M. le président. La parole est à Mme Virginie Klès.
Mme Virginie Klès. Monsieur le président, madame la garde des sceaux, mes chers collègues, je rejoins notre collègue Yves Détraigne lorsqu’il salue le travail extrêmement important fourni par Jean-Pierre Michel. En revanche, je ne partage nullement ses conclusions, puisque j’approuve totalement les positions de notre rapporteur et le texte dans sa version amendée par la commission des lois.
Au mois de février 2004, un certain Monsieur B. a demandé un rendez-vous au maire de Châteaubourg que j’étais, afin de solliciter la possibilité d’utiliser des salles de sport.
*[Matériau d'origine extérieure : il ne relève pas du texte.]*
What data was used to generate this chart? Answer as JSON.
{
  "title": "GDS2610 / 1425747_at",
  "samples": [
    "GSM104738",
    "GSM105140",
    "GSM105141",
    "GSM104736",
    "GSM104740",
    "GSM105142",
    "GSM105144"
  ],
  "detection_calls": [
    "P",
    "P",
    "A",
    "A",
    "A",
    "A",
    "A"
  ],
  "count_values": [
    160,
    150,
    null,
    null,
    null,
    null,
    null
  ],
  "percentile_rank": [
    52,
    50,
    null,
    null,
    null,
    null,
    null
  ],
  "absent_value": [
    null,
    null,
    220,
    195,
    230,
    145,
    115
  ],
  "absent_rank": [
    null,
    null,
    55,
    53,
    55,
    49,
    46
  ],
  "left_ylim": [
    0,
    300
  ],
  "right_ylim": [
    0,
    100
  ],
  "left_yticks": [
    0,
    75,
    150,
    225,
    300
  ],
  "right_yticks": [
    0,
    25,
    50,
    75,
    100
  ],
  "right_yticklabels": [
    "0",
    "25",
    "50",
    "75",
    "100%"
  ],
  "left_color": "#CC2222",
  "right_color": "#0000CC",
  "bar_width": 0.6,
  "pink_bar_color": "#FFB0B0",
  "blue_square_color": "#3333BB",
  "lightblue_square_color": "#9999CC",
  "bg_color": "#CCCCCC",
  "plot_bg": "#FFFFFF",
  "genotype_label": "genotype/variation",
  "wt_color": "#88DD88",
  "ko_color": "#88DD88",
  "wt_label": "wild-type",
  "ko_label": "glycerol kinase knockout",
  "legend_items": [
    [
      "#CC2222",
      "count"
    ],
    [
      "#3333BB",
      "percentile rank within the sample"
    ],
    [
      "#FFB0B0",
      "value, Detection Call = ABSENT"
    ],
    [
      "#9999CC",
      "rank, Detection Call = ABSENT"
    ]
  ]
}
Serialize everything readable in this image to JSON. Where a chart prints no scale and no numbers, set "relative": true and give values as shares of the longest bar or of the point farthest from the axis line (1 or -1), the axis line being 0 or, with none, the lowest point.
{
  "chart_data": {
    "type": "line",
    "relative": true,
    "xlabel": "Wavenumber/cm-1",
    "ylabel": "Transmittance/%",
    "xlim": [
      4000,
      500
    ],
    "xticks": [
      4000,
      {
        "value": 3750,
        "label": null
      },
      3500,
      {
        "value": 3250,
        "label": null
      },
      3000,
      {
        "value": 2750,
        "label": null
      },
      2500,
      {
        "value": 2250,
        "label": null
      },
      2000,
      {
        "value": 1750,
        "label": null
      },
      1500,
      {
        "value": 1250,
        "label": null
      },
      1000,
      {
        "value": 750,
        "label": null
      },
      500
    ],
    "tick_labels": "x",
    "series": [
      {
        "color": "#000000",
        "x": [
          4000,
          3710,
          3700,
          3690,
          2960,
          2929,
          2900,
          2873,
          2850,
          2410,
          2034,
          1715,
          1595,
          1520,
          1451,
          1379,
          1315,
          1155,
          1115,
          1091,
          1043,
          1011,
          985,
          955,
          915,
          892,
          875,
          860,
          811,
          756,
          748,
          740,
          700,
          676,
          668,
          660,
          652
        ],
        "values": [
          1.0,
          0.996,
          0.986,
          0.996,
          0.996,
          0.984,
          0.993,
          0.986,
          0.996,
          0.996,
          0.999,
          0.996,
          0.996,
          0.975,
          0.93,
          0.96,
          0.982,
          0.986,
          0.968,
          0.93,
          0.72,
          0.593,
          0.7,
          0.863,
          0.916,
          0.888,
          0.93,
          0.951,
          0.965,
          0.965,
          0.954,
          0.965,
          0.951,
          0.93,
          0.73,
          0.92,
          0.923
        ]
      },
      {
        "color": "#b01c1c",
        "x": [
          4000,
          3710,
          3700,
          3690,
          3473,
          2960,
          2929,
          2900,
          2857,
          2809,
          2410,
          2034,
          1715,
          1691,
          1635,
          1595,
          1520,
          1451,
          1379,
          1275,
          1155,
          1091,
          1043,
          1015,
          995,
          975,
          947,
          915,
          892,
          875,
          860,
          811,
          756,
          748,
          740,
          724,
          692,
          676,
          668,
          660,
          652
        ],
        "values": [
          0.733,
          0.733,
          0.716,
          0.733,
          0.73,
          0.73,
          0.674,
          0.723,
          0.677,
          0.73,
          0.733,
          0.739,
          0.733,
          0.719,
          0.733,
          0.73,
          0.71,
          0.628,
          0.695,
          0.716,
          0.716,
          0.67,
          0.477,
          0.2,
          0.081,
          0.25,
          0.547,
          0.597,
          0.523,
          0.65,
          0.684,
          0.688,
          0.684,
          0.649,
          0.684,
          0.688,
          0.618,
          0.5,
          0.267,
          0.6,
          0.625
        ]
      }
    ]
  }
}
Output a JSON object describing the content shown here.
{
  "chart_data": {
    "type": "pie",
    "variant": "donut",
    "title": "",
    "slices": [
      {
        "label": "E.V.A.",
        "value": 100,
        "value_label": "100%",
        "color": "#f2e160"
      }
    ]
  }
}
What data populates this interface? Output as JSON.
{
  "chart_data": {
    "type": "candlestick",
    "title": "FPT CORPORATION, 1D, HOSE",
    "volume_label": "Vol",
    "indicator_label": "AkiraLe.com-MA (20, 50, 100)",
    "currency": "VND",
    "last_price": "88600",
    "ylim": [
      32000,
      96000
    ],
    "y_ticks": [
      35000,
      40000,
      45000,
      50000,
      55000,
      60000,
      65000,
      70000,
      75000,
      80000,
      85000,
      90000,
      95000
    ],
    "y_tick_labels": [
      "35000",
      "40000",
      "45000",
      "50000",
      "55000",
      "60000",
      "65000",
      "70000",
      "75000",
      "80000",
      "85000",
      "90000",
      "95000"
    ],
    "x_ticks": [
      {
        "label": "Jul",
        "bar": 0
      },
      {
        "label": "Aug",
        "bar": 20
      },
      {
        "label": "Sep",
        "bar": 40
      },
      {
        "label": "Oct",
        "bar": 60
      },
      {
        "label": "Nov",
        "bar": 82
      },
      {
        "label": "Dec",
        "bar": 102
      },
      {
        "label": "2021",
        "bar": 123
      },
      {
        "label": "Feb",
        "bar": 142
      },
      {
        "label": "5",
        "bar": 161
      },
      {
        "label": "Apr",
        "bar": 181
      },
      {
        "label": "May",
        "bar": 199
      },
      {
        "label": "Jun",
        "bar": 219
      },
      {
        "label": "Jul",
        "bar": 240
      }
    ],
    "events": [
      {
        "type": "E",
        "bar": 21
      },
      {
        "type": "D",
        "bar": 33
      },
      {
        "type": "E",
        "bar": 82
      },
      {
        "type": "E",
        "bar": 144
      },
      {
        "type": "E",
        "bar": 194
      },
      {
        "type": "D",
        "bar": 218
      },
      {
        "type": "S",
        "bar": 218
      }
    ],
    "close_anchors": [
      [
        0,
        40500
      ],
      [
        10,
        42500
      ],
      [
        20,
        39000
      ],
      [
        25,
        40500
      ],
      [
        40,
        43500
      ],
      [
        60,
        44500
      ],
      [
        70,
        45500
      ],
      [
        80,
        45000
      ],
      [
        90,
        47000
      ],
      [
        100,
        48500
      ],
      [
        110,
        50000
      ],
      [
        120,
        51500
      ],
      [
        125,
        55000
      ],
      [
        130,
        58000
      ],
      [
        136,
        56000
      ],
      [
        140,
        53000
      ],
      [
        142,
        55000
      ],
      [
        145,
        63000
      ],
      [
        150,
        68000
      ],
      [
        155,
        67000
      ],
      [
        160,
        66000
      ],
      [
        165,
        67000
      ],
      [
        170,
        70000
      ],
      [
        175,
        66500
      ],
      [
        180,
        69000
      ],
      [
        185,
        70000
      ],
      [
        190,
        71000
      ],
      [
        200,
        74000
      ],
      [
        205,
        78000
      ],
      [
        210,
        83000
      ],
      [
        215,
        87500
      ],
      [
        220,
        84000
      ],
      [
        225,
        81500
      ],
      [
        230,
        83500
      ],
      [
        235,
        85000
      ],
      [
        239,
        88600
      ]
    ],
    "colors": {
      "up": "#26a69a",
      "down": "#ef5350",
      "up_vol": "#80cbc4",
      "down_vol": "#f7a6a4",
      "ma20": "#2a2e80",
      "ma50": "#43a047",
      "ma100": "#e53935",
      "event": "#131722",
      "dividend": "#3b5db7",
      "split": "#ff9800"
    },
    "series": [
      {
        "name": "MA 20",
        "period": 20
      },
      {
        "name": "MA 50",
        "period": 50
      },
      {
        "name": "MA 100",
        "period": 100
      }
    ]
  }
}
Lors de ce rendez-vous, qui a eu lieu une dizaine de jours plus tard, il m’a exposé les motifs de sa démarche. Il venait de sortir de prison après avoir purgé une peine d’environ deux ans à Nantes, sachant qu’il avait été transféré à Rennes quinze jours avant sa libération, car il a de la famille à Châteaubourg.
Ladite famille était d’ailleurs déjà connue des services sociaux, et le foyer, composé d’un couple vivant dans une promiscuité certaine, ne présentait pas vraiment les conditions de logement adaptées pour accueillir une personne de sexe masculin.
Aussi Monsieur B., qui avait été convaincu au cours de sa détention de l’importance de l’hygiène, souhaitait-il pouvoir utiliser les vestiaires des salles de sport, plutôt que de se laver devant sa belle-sœur dans la cuisine de son frère.
Lorsque je l’ai rencontré, sa situation s’était déjà dégradée en une dizaine de jours.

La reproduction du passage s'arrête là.